Until late 1995, researchers could not explain why estrogen, one of the most widely prescribed therapeutic hormones, affects certain tissues in the body, including the bladder and the ovaries. These organs appeared to lack the receptor to which estrogen must bind in order to be effective. The recent finding of a second estrogen receptor opens the door for studies that will increase understanding of estrogen's action, as well as of how certain compounds can have estrogen-like effects in some tissues and inhibit estrogen in others. These studies may lead to improved drugs for breast cancer and for protection against cardiovascular problems, Alzheimer's disease, and osteoporosis.

NIGMS grantee Dr. Thomas Scanlan and his group at the University of California, San Francisco were the first to discover a pathway by which the two receptors respond differently to estrogen; DES, an estrogen-like synthetic compound; and several estrogen-blocking compounds, including the anti-cancer drug tamoxifen.

The knowledge gained from this research may enable scientists to develop therapeutic estrogen-like hormones that would not produce the side effects of current estrogen drugs.
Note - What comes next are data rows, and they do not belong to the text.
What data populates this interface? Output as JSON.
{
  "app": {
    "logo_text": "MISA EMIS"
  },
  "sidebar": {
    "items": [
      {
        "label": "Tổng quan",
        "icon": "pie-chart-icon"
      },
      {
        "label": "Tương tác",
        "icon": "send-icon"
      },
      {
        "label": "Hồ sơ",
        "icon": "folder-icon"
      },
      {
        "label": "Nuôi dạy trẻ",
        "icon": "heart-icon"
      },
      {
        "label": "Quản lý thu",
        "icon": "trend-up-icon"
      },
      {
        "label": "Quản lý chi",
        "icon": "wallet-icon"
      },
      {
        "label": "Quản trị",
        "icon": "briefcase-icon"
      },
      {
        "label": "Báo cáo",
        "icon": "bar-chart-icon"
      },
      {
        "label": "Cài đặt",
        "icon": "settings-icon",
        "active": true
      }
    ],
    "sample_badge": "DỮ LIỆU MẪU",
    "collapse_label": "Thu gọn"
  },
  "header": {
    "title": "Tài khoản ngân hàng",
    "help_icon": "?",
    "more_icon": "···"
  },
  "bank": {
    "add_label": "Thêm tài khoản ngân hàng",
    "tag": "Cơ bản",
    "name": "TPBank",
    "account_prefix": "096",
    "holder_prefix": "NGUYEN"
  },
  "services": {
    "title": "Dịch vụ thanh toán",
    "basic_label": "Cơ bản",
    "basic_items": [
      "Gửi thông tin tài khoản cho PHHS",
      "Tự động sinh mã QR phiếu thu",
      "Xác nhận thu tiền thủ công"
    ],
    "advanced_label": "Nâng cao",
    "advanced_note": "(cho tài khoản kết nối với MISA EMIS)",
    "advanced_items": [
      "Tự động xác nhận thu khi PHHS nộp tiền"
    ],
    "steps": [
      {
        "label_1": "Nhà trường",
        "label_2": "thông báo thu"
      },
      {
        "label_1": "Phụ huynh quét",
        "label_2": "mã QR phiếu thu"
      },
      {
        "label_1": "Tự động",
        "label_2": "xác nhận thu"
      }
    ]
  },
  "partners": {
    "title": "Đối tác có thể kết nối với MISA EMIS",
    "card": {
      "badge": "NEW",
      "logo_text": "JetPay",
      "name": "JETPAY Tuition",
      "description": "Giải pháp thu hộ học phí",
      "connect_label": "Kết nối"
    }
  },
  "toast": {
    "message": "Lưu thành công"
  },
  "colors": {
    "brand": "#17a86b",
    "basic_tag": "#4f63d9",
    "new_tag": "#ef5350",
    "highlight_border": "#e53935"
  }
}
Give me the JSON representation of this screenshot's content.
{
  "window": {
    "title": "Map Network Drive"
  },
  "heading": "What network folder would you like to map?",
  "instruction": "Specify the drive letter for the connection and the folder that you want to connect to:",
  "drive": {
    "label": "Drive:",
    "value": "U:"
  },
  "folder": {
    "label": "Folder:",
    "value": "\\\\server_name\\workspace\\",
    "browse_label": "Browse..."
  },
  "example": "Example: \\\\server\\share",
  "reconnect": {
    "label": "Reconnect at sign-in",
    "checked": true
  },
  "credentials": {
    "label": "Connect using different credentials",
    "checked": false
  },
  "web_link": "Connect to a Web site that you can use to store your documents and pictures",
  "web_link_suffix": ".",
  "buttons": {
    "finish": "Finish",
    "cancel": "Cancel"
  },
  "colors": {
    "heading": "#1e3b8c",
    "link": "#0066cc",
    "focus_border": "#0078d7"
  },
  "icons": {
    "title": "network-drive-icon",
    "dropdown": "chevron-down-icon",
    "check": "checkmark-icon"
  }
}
For instance, they might be able to develop drugs that would protect against osteoporosis without increasing the risk of uterine cancer. In addition, this work may help researchers determine why tamoxifen sometimes stops working. So far, however, it appears that there are more complexities in the system, because there may be additional forms of the newly found receptor as well as other proteins that interact with the receptors.


Paech K, Webb P, Kuiper GJM, Nilsson S, Gustafsson JA, Kushner P, Scanlan T. Differential ligand activation of estrogen receptors ER​ Alpha and Beta at AP1 sites. Science 1997;277:1508-10.